More often then in any other medium, games are delayed months or years because a team didn’t know what they were making. Sound familiar?
This happens to so many developers, including myself, because of how much time, energy and thoughtfulness it takes to make a good game. Let’s look together at why it takes so long.
Here we are. We’ve made the brave and totally fiscally responsible choice to make a game. This is a big decision that will impact the next few years of our lives, but we are not afraid. Let’s embark up our brittle pyramid.
First we need to build a Foundation with some big choices. Slightly smaller than our decision to make a game maybe, but still big.
What are our goals?
Who will we work with?
What is the game we want to make?
What tools will we use to make the game?
How much time and money will we spend?
I call these questions Foundations because they impact every aspect of a game as it’s made. Whether we ask these questions or not, their answers will still affect our game. Terrifyingly, our answers to all of these questions can change. Keep that in mind as we keep going up.
With our Foundation in place, we can rough out a Blueprint for the game we’re making by asking yet smaller questions.
What is our game’s art style?
How is our game’s code structured?
What platforms will our game be on?
How much content will our game have?
These questions decide what your game looks, feels, sounds like, how you’ll market it and how it’s built. Like our Foundation, this Blueprint has a big impact on what our game will end up being, but we have a bit more flexibility in changing these decisions later on. There’s only one more level to the pyramid.
Minutiae is a perfect word to describe the millions of tiny decisions we make as we build out from the Blueprint we’ve made.
How long does it take to unlock everything?
Oh oops, I broke the build. What was it this time?
What else should we layer over that jump sound?
Which font should we use for the Steam Store header?
What resolution is this wood texture? Does it tile seamlessly?
Minutiae is what makes games so hard to make and why so many games end up taking longer than expected. And it’s not just that there are millions of these tiny questions to answer. Often, we can’t test whether our answers to the earlier, bigger questions were good until we’re deep down into the Minutiae.
And going back down a level in this pyramid to revise our answers is insanely expensive. Adjusting our Blueprint can throw away hundreds of hours in the Minutiae spent trying to prove out the last Blueprint. If your project is exploring new ground even a little bit, finding solid footing here can start to feel like an endless cycle (see Tumbleseed, The Witness or Anitchamber).
Going down another level is even more dangerous. If our Foundation changes that can challenge the entire project and can sometimes lead to completely starting over (as was the case with Overwatch). The worst part is, there are so many ways this can happen and we can’t control for all of them. If we go far over budget, forcing cuts to mechanics and content, one could argue the producers should have scoped smaller. But if our team’s only artist gets hit by a bus, or is offered a dream job, our only option is to try and find someone to replace them ASAP. Any project you’ve heard of that took 5+ years to make rebuilt their Foundation. Probably a few times.

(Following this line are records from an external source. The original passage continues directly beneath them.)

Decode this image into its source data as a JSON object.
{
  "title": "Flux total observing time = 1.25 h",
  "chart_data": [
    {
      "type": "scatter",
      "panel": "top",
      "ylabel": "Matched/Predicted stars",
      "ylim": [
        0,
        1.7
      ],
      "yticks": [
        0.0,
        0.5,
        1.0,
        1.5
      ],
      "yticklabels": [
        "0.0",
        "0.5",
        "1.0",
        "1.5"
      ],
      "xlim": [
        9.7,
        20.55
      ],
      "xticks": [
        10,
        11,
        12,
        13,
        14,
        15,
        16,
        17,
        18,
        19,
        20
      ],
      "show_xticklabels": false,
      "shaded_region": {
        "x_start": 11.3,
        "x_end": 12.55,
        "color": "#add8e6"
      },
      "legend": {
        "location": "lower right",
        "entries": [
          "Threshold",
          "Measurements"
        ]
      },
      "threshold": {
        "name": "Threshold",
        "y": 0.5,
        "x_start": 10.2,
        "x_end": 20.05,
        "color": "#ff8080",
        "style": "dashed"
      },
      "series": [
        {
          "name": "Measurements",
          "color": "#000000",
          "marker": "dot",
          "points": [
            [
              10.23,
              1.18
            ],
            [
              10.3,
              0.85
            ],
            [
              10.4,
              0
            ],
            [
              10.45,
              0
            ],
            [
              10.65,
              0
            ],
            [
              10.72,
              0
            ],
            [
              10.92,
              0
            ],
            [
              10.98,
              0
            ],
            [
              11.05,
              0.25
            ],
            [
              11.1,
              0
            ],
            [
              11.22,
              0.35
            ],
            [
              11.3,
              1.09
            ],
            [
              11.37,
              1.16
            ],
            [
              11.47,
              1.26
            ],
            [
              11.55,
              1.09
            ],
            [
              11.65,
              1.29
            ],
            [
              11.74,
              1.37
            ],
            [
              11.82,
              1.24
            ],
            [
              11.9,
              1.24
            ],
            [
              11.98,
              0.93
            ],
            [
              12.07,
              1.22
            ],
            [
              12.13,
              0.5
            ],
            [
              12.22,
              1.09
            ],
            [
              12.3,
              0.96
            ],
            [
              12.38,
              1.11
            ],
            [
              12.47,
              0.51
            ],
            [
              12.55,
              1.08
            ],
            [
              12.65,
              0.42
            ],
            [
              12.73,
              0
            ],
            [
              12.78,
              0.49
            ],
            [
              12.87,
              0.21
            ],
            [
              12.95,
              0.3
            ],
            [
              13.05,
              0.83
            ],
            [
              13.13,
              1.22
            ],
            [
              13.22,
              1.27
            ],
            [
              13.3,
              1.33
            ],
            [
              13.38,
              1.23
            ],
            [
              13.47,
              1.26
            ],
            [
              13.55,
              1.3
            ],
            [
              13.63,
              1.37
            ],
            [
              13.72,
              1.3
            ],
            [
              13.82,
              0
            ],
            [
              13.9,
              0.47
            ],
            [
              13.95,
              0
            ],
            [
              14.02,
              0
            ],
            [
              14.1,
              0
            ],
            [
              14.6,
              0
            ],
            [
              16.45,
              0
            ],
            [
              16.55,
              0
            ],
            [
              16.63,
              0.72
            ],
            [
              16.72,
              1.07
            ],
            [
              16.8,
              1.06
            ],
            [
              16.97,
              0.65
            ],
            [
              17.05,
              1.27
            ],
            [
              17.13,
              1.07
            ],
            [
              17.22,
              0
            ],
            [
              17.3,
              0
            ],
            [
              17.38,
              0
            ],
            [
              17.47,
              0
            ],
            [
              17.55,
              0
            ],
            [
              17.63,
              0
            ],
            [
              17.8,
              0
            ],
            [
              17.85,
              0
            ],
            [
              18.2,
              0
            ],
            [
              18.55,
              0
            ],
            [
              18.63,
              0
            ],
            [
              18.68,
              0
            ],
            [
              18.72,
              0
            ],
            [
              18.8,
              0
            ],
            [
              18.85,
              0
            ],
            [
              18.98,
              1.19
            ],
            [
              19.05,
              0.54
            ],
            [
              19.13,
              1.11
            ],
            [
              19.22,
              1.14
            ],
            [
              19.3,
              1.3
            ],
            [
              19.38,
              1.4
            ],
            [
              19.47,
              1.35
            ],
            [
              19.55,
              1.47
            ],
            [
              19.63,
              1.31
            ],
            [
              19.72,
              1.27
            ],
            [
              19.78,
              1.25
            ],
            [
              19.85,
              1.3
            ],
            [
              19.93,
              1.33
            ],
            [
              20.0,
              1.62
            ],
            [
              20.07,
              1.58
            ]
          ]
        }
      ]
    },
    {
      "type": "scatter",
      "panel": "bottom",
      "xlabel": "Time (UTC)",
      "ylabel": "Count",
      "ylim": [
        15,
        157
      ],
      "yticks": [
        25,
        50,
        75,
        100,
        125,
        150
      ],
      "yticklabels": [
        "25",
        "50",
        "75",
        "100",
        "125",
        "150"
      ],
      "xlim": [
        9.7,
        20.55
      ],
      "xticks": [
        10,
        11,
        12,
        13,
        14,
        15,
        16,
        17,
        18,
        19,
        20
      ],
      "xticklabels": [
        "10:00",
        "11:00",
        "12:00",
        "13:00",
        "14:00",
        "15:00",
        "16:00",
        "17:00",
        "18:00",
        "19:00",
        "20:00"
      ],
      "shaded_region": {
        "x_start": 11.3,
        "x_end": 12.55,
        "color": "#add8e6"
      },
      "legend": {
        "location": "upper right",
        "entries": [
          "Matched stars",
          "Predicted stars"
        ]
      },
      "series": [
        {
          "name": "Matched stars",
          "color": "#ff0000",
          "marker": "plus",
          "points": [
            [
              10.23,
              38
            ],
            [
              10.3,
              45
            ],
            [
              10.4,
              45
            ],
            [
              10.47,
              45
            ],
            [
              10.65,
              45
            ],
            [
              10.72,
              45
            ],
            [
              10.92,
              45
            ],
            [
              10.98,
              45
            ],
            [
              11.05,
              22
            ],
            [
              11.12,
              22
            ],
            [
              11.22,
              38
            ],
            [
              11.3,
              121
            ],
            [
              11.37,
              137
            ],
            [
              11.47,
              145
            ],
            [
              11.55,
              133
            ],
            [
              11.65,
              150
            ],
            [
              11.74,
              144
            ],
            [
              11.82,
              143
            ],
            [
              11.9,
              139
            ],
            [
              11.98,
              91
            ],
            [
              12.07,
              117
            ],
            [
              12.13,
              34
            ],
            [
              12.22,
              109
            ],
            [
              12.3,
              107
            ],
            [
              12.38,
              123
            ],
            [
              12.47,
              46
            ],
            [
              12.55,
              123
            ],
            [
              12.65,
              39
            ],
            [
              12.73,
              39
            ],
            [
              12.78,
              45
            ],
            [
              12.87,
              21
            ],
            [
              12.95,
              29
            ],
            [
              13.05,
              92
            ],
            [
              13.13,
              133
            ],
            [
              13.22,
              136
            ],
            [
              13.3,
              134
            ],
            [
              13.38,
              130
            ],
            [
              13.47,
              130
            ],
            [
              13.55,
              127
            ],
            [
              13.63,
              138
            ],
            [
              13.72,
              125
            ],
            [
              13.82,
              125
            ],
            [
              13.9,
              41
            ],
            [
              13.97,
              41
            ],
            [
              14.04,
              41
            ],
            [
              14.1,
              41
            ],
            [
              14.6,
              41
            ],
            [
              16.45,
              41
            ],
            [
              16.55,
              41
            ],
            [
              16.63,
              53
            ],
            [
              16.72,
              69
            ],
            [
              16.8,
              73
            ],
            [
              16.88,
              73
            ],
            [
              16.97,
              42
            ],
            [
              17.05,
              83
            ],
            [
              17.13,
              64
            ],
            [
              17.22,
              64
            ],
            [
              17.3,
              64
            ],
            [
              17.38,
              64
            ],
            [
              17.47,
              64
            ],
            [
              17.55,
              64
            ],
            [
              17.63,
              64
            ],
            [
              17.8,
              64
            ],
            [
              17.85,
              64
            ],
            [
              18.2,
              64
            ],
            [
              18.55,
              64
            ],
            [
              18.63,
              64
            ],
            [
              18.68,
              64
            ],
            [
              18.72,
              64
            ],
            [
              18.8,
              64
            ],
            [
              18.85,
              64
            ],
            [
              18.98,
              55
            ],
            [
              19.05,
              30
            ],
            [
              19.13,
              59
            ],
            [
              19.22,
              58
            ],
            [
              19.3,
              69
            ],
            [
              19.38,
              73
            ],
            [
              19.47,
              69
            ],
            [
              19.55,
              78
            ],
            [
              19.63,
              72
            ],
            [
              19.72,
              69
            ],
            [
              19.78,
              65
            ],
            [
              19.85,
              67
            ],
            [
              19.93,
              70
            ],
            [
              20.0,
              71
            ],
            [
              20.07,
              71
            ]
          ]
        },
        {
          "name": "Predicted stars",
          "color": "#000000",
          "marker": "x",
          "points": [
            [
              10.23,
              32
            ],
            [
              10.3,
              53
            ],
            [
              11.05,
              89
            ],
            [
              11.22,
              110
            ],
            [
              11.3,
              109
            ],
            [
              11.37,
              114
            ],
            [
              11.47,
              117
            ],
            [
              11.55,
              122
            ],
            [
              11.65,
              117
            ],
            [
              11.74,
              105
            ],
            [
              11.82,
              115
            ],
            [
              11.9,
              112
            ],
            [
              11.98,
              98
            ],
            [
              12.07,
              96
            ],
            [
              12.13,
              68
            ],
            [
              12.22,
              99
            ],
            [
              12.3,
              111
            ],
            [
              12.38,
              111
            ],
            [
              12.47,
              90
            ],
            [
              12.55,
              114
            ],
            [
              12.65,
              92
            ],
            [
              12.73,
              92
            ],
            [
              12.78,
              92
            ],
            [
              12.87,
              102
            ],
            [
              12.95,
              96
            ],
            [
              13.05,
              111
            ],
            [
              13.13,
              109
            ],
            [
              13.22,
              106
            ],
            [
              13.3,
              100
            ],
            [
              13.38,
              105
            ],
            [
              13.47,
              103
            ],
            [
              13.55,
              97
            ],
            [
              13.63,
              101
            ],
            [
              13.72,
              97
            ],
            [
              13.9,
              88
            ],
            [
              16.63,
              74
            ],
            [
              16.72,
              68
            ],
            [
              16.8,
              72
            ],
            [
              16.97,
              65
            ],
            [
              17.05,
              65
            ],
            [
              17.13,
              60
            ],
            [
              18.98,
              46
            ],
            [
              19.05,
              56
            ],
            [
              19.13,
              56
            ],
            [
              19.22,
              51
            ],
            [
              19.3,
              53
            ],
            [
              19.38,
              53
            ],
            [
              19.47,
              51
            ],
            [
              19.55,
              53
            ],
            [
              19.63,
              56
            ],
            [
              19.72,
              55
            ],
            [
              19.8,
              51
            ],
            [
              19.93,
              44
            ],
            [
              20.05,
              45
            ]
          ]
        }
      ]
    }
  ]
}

The idea I want to end on is that this model applies outside of games too. As we work on our game, life is still going on and has it’s own Foundations, Blueprints and Minutiae.
If we change the pillars we’ve built our life around, that upends other decisions we’ve made and forces us to rebuild. Changing careers may require going back to school or finding a new community.
Big changes in our lives also affects our game’s pyramid. Ending a relationship or moving cities can break our game’s Foundation or call into question the Blueprint we’ve built and all the Minutiae we’ve endured so far. If we’re not careful, making our game can also have a negative affect on our life. Crunch, which usually includes neglecting friends and family, happens when you (or your employers) don’t keep these pyramids separate.